Likewise, you can take matrix $m$ and see how much each movie offers on each attribute dimension. For example, the first movie's loadings are
%%R
print(m[,1])
[1] 0.01732872 0.65090215
How do we use this decomposition? We can take a new user and find out which existing user is closest, using cosine similarity on some other characteristics. Then you can use that user's weights in matrix $u$, to get the movie rankings ordering. Suppose the new user's weights just happen to be the mean of all the other users'. Then we have
%%R
#Find new user's weights on attributes
u_new = as.matrix(rowMeans(u))
print(u_new)
#Find predicted ratings for all M movies for the new user
pred_ratings = t(m) %*% u_new
sol = sort(pred_ratings,decreasing=TRUE,index.return=TRUE)
print(head(sol$ix))
[,1] [1,] 6.432936 [2,] 4.302349 [1] 36 157 137 67 142 71
The top 6 movie numbers are listed.
We revisit the same approach using Python. A good reference is here: https://medium.com/radon-dev/als-implicit-collaborative-filtering-5ed653ba39fe; https://drive.google.com/file/d/1M5mHqLfiBDJWqefQRT-d-Y3301RYqW-z/view?usp=sharing
See also this nice article on matrix factorization and collaborative filtering in the realm of ALS: https://towardsdatascience.com/prototyping-a-recommender-system-step-by-step-part-2-alternating-least-square-als-matrix-4a76c58714a1; https://drive.google.com/file/d/1LZN0kDoCGvErof9xAoOSLjU6NpG4C4bm/view?usp=sharing
We do a very basic implementation using NMF.

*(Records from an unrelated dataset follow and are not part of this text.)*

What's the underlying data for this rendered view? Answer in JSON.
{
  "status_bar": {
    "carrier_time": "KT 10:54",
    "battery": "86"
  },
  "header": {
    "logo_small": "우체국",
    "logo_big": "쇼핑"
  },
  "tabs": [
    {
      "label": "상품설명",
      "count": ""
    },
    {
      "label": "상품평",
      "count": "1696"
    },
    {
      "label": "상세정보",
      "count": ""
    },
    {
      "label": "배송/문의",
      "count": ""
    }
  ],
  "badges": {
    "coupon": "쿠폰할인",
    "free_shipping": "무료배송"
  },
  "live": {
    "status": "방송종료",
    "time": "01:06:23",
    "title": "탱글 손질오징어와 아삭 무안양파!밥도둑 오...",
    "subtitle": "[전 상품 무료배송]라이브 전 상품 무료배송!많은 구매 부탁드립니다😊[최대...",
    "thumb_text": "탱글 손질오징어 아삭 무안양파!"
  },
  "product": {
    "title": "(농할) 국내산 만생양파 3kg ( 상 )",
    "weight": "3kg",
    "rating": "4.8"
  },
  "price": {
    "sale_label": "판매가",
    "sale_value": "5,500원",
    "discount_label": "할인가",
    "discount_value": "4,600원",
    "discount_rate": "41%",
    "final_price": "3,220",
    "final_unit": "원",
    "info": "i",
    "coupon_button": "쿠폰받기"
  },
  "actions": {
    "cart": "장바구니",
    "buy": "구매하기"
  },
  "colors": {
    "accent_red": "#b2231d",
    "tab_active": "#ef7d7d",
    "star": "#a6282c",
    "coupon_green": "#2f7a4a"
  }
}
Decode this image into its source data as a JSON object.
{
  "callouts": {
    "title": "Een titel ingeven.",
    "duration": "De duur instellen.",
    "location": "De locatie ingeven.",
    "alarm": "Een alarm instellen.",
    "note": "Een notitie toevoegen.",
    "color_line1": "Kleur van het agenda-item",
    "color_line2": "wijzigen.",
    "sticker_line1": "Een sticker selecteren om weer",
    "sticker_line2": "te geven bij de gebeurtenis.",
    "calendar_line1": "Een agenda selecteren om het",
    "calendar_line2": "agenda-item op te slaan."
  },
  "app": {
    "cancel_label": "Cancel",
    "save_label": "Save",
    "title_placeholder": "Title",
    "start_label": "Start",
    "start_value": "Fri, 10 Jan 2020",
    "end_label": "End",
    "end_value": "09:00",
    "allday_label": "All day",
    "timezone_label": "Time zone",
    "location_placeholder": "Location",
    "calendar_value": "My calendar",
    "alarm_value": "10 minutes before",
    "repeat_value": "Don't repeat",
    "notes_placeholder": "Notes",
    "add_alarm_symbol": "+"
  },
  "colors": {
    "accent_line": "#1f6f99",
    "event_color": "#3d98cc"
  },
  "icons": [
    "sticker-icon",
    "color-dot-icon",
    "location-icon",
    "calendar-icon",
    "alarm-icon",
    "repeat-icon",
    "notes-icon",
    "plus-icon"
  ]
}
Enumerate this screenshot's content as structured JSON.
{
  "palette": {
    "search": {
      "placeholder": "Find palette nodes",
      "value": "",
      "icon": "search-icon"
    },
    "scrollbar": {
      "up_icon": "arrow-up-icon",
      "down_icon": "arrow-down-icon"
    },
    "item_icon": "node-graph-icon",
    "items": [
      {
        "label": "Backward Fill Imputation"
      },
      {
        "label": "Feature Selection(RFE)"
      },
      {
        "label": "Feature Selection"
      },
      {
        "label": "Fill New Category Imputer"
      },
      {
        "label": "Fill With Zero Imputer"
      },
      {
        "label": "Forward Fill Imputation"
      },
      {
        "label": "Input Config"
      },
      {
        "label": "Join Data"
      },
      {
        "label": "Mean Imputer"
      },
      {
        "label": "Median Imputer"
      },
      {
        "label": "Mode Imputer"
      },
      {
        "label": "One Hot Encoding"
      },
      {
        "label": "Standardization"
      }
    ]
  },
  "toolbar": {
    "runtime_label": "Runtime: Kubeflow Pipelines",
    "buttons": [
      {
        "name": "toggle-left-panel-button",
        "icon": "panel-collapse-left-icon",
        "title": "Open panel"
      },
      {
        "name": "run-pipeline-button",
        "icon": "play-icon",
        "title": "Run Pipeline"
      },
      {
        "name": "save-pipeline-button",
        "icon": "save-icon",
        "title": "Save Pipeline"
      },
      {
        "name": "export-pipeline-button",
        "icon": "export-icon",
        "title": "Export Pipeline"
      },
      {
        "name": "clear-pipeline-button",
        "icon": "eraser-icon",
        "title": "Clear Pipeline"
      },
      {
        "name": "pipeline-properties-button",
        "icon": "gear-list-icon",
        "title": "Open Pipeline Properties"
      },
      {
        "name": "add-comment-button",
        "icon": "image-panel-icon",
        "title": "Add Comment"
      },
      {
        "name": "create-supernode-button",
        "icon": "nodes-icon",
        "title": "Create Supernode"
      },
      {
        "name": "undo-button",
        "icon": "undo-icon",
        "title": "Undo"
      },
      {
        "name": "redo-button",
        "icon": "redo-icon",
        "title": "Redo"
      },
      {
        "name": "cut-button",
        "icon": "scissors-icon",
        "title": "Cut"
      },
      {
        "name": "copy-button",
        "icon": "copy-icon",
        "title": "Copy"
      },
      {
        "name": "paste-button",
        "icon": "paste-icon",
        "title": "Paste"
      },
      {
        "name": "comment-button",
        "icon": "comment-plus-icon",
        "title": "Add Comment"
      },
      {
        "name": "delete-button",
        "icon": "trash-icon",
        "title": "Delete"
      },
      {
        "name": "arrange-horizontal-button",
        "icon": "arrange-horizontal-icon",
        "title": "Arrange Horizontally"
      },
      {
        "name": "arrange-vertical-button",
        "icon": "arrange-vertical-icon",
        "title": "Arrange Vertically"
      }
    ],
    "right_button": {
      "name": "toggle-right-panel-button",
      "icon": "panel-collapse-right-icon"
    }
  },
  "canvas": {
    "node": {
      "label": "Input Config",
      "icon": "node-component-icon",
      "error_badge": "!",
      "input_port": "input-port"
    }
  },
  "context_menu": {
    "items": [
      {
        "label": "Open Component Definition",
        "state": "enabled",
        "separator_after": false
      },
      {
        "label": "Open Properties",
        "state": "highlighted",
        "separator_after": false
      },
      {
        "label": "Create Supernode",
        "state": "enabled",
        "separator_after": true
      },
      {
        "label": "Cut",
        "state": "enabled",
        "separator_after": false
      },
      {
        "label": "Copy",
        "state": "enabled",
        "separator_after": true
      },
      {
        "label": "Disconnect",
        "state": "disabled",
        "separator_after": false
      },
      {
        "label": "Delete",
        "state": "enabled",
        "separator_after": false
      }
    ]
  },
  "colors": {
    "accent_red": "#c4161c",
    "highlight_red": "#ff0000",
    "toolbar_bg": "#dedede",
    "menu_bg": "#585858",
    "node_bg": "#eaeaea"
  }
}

from numpy.random import randint
N=50; M=200; K=2
y = 1 + randint(5,size=(N,M)) #Matrix (i,j) to be factorized
y
array([[4, 5, 4, ..., 2, 4, 1], [2, 1, 4, ..., 2, 4, 1], [4, 1, 5, ..., 2, 1, 2], ..., [1, 5, 4, ..., 4, 4, 4], [1, 3, 5, ..., 4, 4, 4], [5, 3, 1, ..., 4, 2, 3]])
from sklearn.decomposition import NMF
model = NMF(n_components=2, init='random', random_state=0)
u = model.fit_transform(y)
m = model.components_
print(u.shape, m.shape)
#User 1's weights
u[1,:]
array([1.16589846, 1.37151716])
#Recommended movies for User 1
r = m.T.dot(u[1,:])
argsort(r)[:6]
array([ 96, 92, 127, 38, 55, 145])